For the second question,
The ball is moving downward from a certain height to ground zero.
So, the initial velocity of 40 feet/sec will be the final velocity in the downward direction.
Because, when you throw a ball upward vertically with an initial velocity of u, at the highest point, the initial velocity becomes zero (or, momentarily rest) and then, it travels downward with final velocity v, but having the same magnitude as u.
So, using the following equations, one can find the solution to the question (b).
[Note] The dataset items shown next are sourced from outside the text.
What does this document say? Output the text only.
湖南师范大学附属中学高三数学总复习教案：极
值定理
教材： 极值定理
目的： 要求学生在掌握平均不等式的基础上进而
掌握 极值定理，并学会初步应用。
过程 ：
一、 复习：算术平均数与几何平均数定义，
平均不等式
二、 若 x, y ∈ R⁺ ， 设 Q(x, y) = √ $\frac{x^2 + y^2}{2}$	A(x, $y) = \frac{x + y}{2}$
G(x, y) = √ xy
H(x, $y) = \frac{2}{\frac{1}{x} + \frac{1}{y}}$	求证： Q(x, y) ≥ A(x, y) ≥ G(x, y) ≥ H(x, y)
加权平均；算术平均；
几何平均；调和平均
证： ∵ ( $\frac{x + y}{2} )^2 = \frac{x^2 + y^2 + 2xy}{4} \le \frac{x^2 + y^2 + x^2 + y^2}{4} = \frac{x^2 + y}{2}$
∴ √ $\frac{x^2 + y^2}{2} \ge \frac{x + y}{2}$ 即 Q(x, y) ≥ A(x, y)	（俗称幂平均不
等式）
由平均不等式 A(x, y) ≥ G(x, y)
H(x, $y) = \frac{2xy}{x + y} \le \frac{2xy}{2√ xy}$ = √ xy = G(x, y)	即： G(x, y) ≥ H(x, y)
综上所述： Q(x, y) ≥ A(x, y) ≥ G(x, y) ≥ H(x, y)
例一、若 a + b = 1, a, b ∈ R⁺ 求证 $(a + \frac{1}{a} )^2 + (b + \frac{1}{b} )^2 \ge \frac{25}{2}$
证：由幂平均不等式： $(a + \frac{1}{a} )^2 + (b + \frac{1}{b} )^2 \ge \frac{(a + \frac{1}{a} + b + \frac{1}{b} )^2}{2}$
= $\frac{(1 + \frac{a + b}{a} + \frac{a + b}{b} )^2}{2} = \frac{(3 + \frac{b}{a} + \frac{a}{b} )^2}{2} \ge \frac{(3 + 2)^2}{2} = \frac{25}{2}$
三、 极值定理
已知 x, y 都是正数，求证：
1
Step 1) Find the time taken to reach the maximum height that the ball will reach vertically upward.
Step 2) Once it has reached that height, then find the time taken to reach the ground.
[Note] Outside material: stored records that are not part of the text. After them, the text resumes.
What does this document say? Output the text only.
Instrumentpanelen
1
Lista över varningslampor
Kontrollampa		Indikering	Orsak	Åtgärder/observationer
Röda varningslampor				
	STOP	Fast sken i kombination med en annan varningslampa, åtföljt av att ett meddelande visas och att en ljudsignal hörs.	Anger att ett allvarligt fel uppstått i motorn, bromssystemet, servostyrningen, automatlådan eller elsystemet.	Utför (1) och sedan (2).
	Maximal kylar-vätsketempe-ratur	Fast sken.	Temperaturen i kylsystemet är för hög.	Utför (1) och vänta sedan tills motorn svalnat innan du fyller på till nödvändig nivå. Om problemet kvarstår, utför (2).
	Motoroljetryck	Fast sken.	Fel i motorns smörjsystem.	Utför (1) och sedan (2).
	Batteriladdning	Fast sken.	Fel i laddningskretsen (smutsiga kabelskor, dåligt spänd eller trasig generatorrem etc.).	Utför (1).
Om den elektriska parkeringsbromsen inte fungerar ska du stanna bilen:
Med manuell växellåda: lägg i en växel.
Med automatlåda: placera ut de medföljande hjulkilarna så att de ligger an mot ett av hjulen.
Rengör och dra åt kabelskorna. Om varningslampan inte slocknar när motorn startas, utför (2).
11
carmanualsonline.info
So, we know, v = u + at. In this context, a = g (gravitational acceleration).
So, for Step 1) t1 = u sin(theta) / g = u/g [ v = u Sin(theta) - gt1 ; since v = 0, therefore, t1 = u sin(theta) / g ] [Here, theta = 90, since the ball is thrown vertically upward at an angle of 90 degree with the horizontal].
And for Step 2) t2 = u sin(theta) / g = u/g [ v = u Sin(theta) + gt2 ; since v = u sin(theta) and u = 0, therefore, t2 = u sin(theta) / g ] [Here, theta = 90, since the ball is thrown vertically upward at an angle of 90 degree with the horizontal].
Therefore, the Total time of flight for the ball after being hit is as follows.
t = t1 + t2 = (2*u)/g [ g = 32.1741 feet per second squared]
= (2*40)/(32.1741)
= 2.4865 seconds.